Sì, sono domande retoriche, come d’altra parte è retorico chiedere perché si finge sia nuovo uno studio che riassume quel che gli specialisti sanno da sempre: che nessuno sa bene come funzionino gli psicofarmaci. Perché, quando Foster Wallace provò a cambiare quello che usava e poi tornò indietro, quello vecchio non gli funzionava più al punto da ammazzarsi? Non si sa, giacché non hanno ancora capito come funziona il cervello, che è un organo – figuriamoci la psiche, che è un’astrazione.

In un’epoca in cui la narrativa della pandemia si è strutturata attorno a slogan assurdi quali «mi fido della scienza», è difficile far capire che non sapere un cazzo è parte del metodo scientifico: ti fai delle domande, trovi delle risposte, perfezioni le domande, migliori le risposte, cambi le tesi quando i fatti le smentiscono, e metti in discussione tutto in continuazione: il contrario di «mi fido». Ma tranquilli: ora ci pensa l’Inps a normalizzare le certezze.

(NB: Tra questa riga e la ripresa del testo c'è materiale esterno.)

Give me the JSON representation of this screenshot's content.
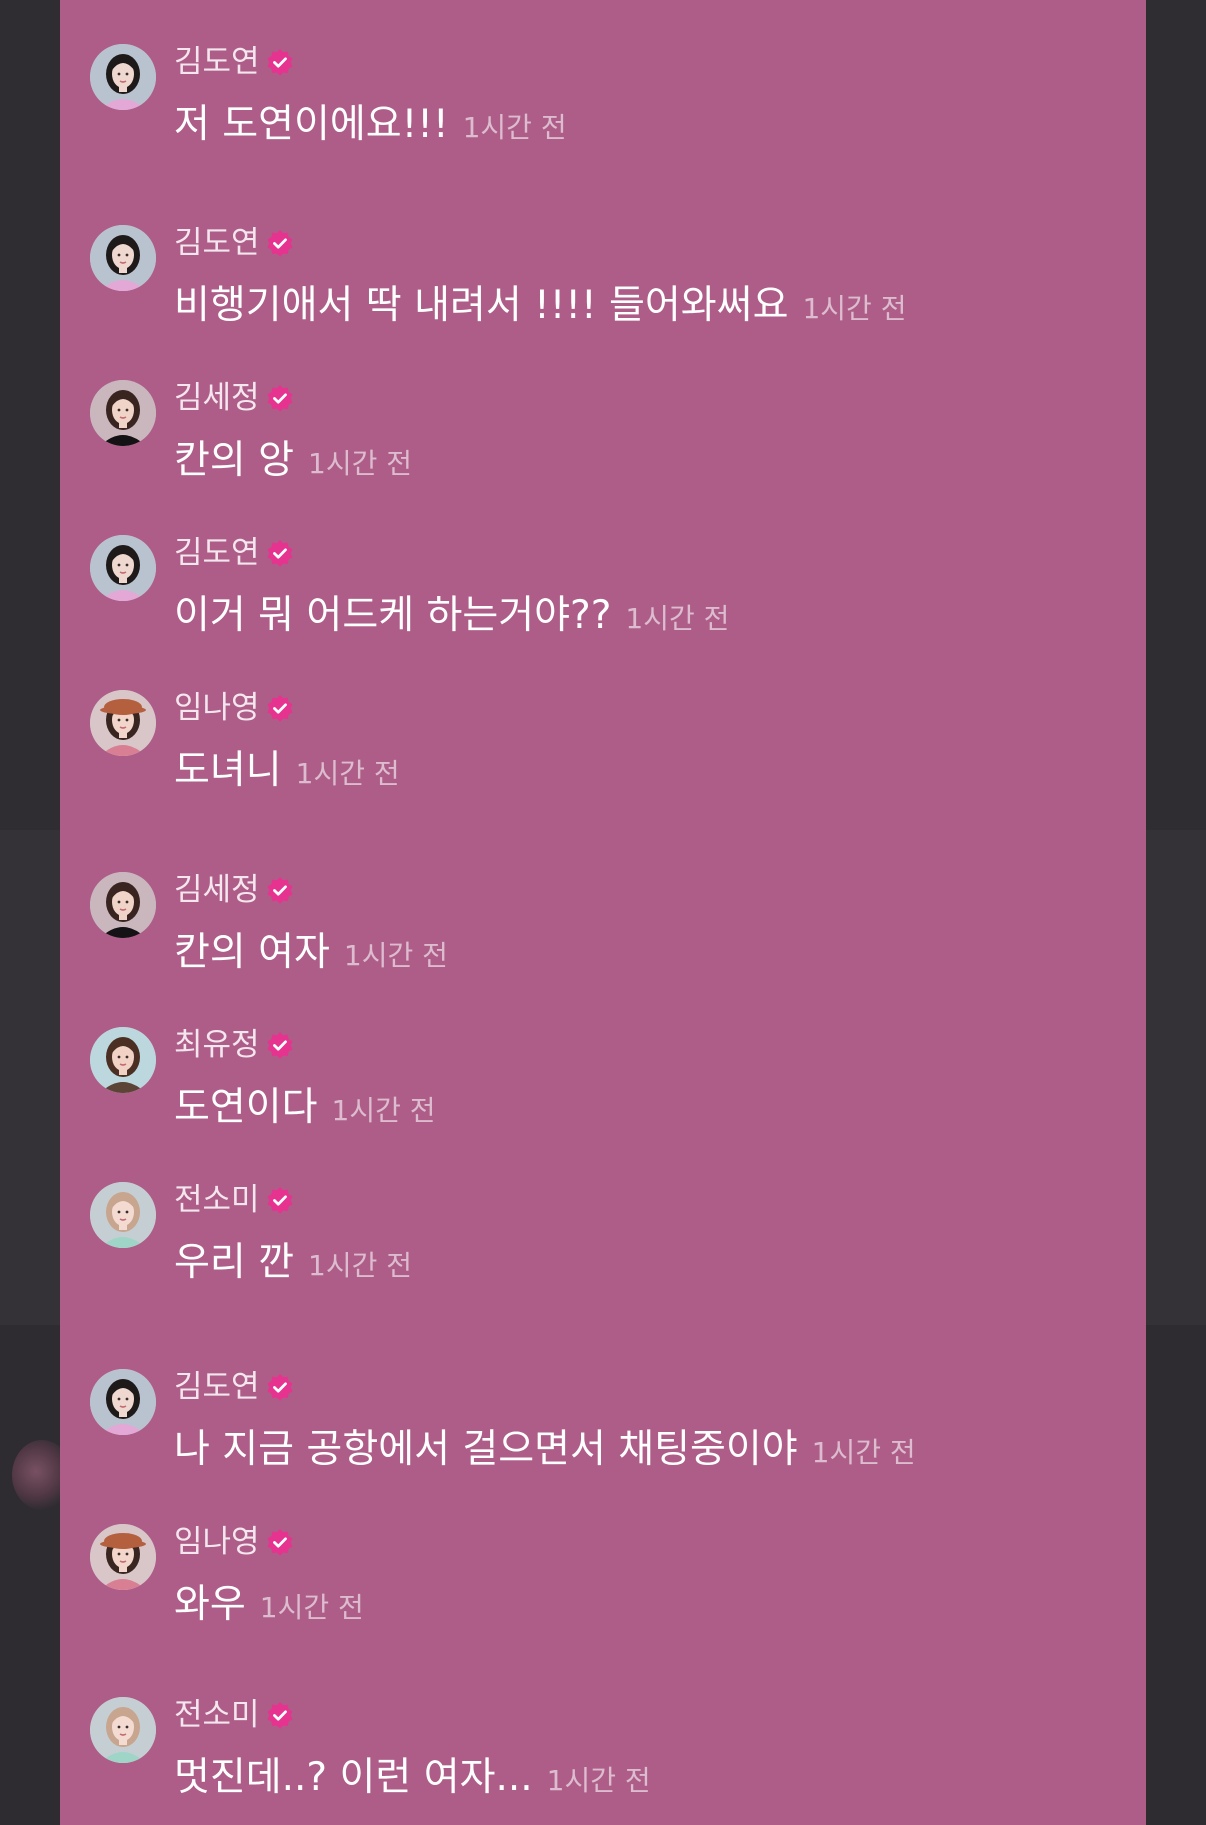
{
  "colors": {
    "panel": "#ad5d87",
    "background": "#2c2a2e",
    "verified_badge": "#e6338f",
    "name_text": "#f3e6ee",
    "message_text": "#ffffff",
    "time_text": "#dcbcce"
  },
  "messages": [
    {
      "name": "김도연",
      "verified": true,
      "avatar_icon": "avatar-kimdoyeon",
      "text": "저 도연이에요!!!",
      "time": "1시간 전"
    },
    {
      "name": "김도연",
      "verified": true,
      "avatar_icon": "avatar-kimdoyeon",
      "text": "비행기애서 딱 내려서 !!!! 들어와써요",
      "time": "1시간 전"
    },
    {
      "name": "김세정",
      "verified": true,
      "avatar_icon": "avatar-kimsejeong",
      "text": "칸의 앙",
      "time": "1시간 전"
    },
    {
      "name": "김도연",
      "verified": true,
      "avatar_icon": "avatar-kimdoyeon",
      "text": "이거 뭐 어드케 하는거야??",
      "time": "1시간 전"
    },
    {
      "name": "임나영",
      "verified": true,
      "avatar_icon": "avatar-imnayoung",
      "text": "도녀니",
      "time": "1시간 전"
    },
    {
      "name": "김세정",
      "verified": true,
      "avatar_icon": "avatar-kimsejeong",
      "text": "칸의 여자",
      "time": "1시간 전"
    },
    {
      "name": "최유정",
      "verified": true,
      "avatar_icon": "avatar-choiyoojung",
      "text": "도연이다",
      "time": "1시간 전"
    },
    {
      "name": "전소미",
      "verified": true,
      "avatar_icon": "avatar-jeonsomi",
      "text": "우리 깐",
      "time": "1시간 전"
    },
    {
      "name": "김도연",
      "verified": true,
      "avatar_icon": "avatar-kimdoyeon",
      "text": "나 지금 공항에서 걸으면서 채팅중이야",
      "time": "1시간 전"
    },
    {
      "name": "임나영",
      "verified": true,
      "avatar_icon": "avatar-imnayoung",
      "text": "와우",
      "time": "1시간 전"
    },
    {
      "name": "전소미",
      "verified": true,
      "avatar_icon": "avatar-jeonsomi",
      "text": "멋진데..? 이런 여자...",
      "time": "1시간 전"
    }
  ]
}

Il fatto è che se c’è un modo per non risolvere (scusate: normalizzare) i problemi è costruirci un commercio attorno, che è la principale attività del postmodernismo attorno a quel totem che è il trauma. Ti hanno scritto «brutta cessa» sui social? Hai bisogno d’un avvocato, eccoti qui una lista di studi legali specializzati nel fare causa agli hater (il termine con cui in neolingua si chiamano quelli abbastanza scemi da notificarti la loro antipatia). Trent’anni fa si sono dimenticati di venirti a prendere a scuola? Hai bisogno d’uno psicologo, mica vorrai sottovalutare la vulnerabilità che questo trauma ti ha lasciato. Non ti va di depilarti? Compra il nostro bagnoschiuma, che ti accetta anche pelosa e ti trova bellissima così come sei.

Che sia a spese dei contribuenti o coi tuoi risparmi, devi solo strisciare la carta, e io avrò cura di te e dei fallimenti che per tua natura normalmente attirerai: ancora non sai quanto ne hai bisogno, ma ora te lo spiego io, sono qui per te e per la tua salute mentale.